Discrete vs continuous samples.




In [None]:
import numpy as np
import matplotlib.pyplot as plt

np.random.seed(0)
n = 10_000

# Discrete: number of successes
X_discrete = np.random.binomial(n=10, p=0.5, size=n)

# Continuous: measurement noise
X_continuous = np.random.normal(loc=0, scale=1, size=n)

plt.figure()
plt.hist(X_discrete, bins=np.arange(-0.5, 11.5, 1), density=True)
plt.title("Discrete Distribution (Binomial)")
plt.xlabel("Value")
plt.ylabel("Probability")
plt.show()

plt.figure()
plt.hist(X_continuous, bins=40, density=True)
plt.title("Continuous Distribution (Normal)")
plt.xlabel("Value")
plt.ylabel("Density")
plt.show()


**Notice:** Discrete distributions have separate bars and Continuous distributions form smooth shapes. Both describe uncertainty, but in different ways.

## Common Distributions You Will See Everywhere

In data science, we do not just ask *what happened*.  
We ask **how values behave across many observations**.

> **A probability distribution** describes the data-generating process behind what we observe.
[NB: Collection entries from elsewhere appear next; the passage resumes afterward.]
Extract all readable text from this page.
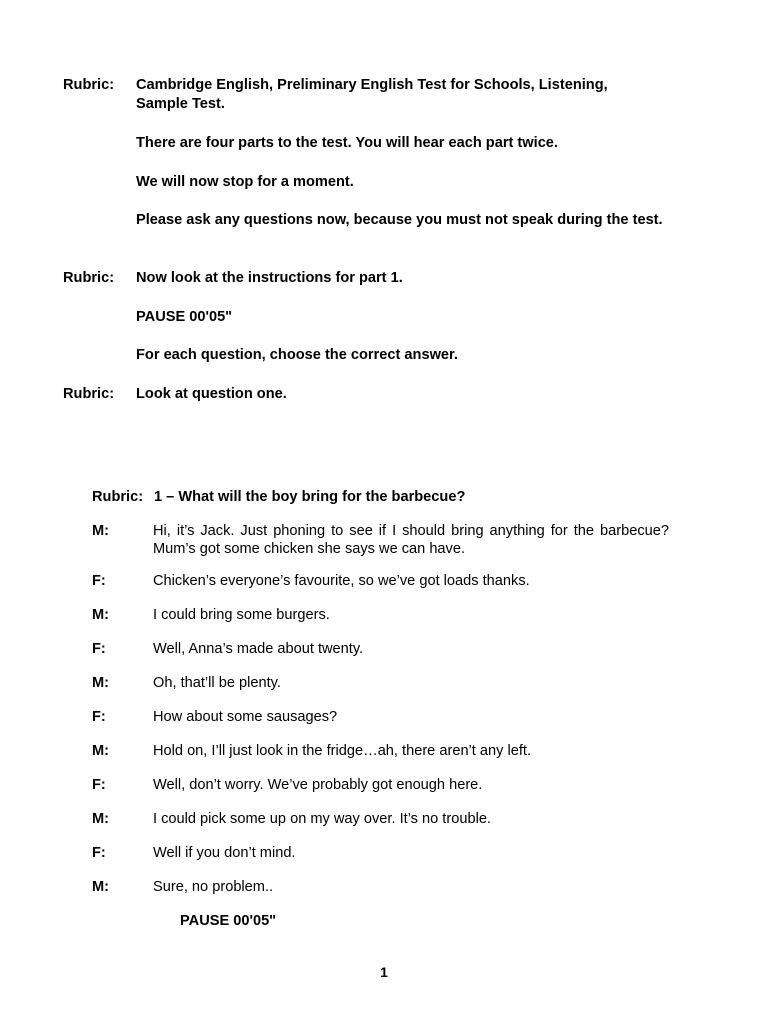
Rubric:	Cambridge English, Preliminary English Test for Schools, Listening,
Sample Test.
There are four parts to the test. You will hear each part twice.
We will now stop for a moment.
Please ask any questions now, because you must not speak during the test.
Rubric:	Now look at the instructions for part 1.
PAUSE 00'05"
For each question, choose the correct answer.
Rubric:	Look at question one.
Rubric: 1 – What will the boy bring for the barbecue?
M:	Hi, it’s Jack. Just phoning to see if I should bring anything for the barbecue? Mum’s got some chicken she says we can have.
F:	Chicken’s everyone’s favourite, so we’ve got loads thanks.
M:	I could bring some burgers.
F:	Well, Anna’s made about twenty.
M:	Oh, that’ll be plenty.
F:	How about some sausages?
M:	Hold on, I’ll just look in the fridge…ah, there aren’t any left.
F:	Well, don’t worry. We’ve probably got enough here.
M:	I could pick some up on my way over. It’s no trouble.
F:	Well if you don’t mind.
M:	Sure, no problem..
PAUSE 00'05"
1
Probability distributions are broadly divided into **discrete** and **continuous** distributions.

---

**(1) Discrete distributions** model outcomes that take **countable values**:
- Bernoulli Distribution  
- Binomial Distribution  
- Poisson Distribution  
- Zero-Inflated Poisson Distribution  

**(2) Continuous distributions** model outcomes that vary **smoothly over an interval**:
- Uniform Distribution  
- Normal (Gaussian) Distribution  
- Many more  

---

### Why This Matters

Different datasets come from different processes:
- clicks vs. no-clicks  
- event counts per hour  
- measurements with noise  

Understanding **how your data is distributed** tells you a lot about **how the data was generated**.

> **Distribution Choice and Analysis**
>
> The nature of a distribution affects:
> - which statistical assumptions are reasonable  
> - which models are appropriate  
> - which evaluation metrics make sense  

Choosing the wrong distribution can lead to **incorrect conclusions**, even when the computations are correct.